In an ironic twist, the first city to fully turn its back on petroleum is likely to spring up in the United Arab Emirates, the oil-producing giant in the Middle East. Masdar, a carbon-neutral, zero-waste, walled metropolis now under construction adjacent to the Abu Dhabi airport, will have many innovative green technologies, but it may be most noteworthy for one thing it won’t have: gas-guzzling cars.

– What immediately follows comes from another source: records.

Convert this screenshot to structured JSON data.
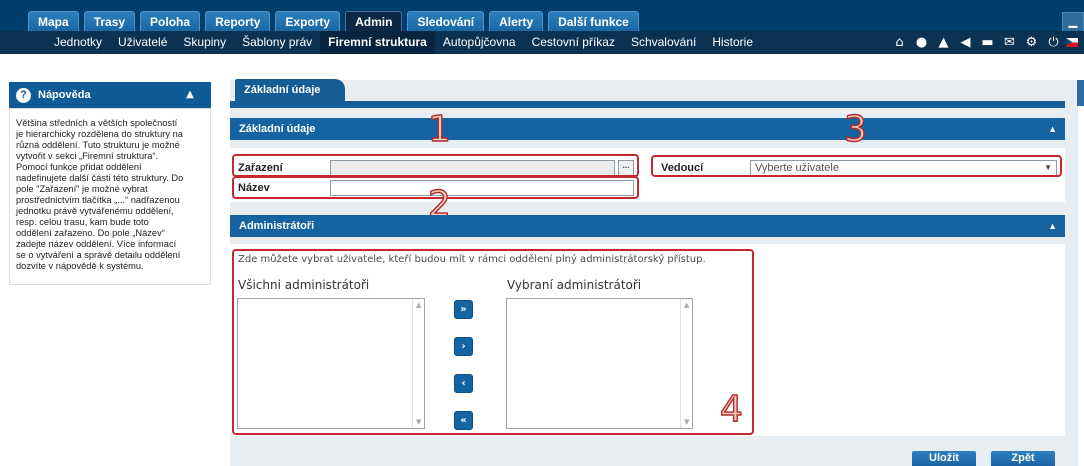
{
  "top_nav": {
    "tabs": [
      "Mapa",
      "Trasy",
      "Poloha",
      "Reporty",
      "Exporty",
      "Admin",
      "Sledování",
      "Alerty",
      "Další funkce"
    ],
    "active_tab": "Admin"
  },
  "sub_nav": {
    "items": [
      "Jednotky",
      "Uživatelé",
      "Skupiny",
      "Šablony práv",
      "Firemní struktura",
      "Autopůjčovna",
      "Cestovní příkaz",
      "Schvalování",
      "Historie"
    ],
    "active_item": "Firemní struktura",
    "icons": [
      "home-icon",
      "chat-icon",
      "alert-icon",
      "sound-icon",
      "folder-icon",
      "mail-icon",
      "settings-icon",
      "power-icon",
      "flag-icon"
    ]
  },
  "help": {
    "title": "Nápověda",
    "icon": "?",
    "lines": [
      "Většina středních a větších společností",
      "je hierarchicky rozdělena do struktury na",
      "různá oddělení. Tuto strukturu je možné",
      "vytvořit v sekci „Firemní struktura“.",
      "Pomocí funkce přidat oddělení",
      "nadefinujete další části této struktury. Do",
      "pole \"Zařazení\" je možné vybrat",
      "prostřednictvím tlačítka „...“ nadřazenou",
      "jednotku právě vytvářenému oddělení,",
      "resp. celou trasu, kam bude toto",
      "oddělení zařazeno. Do pole „Název“",
      "zadejte název oddělení. Více informací",
      "se o vytváření a správě detailu oddělení",
      "dozvíte v nápovědě k systému."
    ]
  },
  "main": {
    "tab_label": "Základní údaje",
    "basic_section": {
      "title": "Základní údaje",
      "zarazeni_label": "Zařazení",
      "zarazeni_value": "",
      "dots_label": "...",
      "nazev_label": "Název",
      "nazev_value": "",
      "vedouci_label": "Vedoucí",
      "vedouci_placeholder": "Vyberte uživatele"
    },
    "admin_section": {
      "title": "Administrátoři",
      "hint": "Zde můžete vybrat uživatele, kteří budou mít v rámci oddělení plný administrátorský přístup.",
      "all_admins_label": "Všichni administrátoři",
      "selected_admins_label": "Vybraní administrátoři",
      "all_admins": [],
      "selected_admins": []
    },
    "annotations": [
      "1",
      "2",
      "3",
      "4"
    ]
  },
  "footer": {
    "save_label": "Uložit",
    "back_label": "Zpět"
  },
  "colors": {
    "header_bg": "#003f6c",
    "section_header": "#1563a1",
    "annotation_red": "#c4292f"
  }
}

Nearly all of the world’s motor vehicles run on petroleum, and the environmental consequences are obvious. For example, 28 percent of carbon emissions in the United States result from the burning of 14 million barrels of oil a day for transportation, primarily in cars and small trucks. Masdar will do away with this problem. Urbanites will walk along shaded sidewalks, and if the sweltering desert heat gets to them, they will never be more than 500 feet from a public transportation network that puts traditional buses and subways to shame. Small electric vehicles, guided in part by magnets embedded in the road, will act as driverless taxicabs serving 83 stations situated throughout the roughly 2.5-square-mile city. Meanwhile, two electric rail systems will connect Masdar to the outside, carbon-polluting world.
The Masdar project was announced in 2006, and development is already in full swing; much of the financing is coming from the emirate of Abu Dhabi, which committed $15 billion. Developers have set a goal of sustaining 55,000 residents and visitors by 2013, with the first section of the city scheduled to open next year.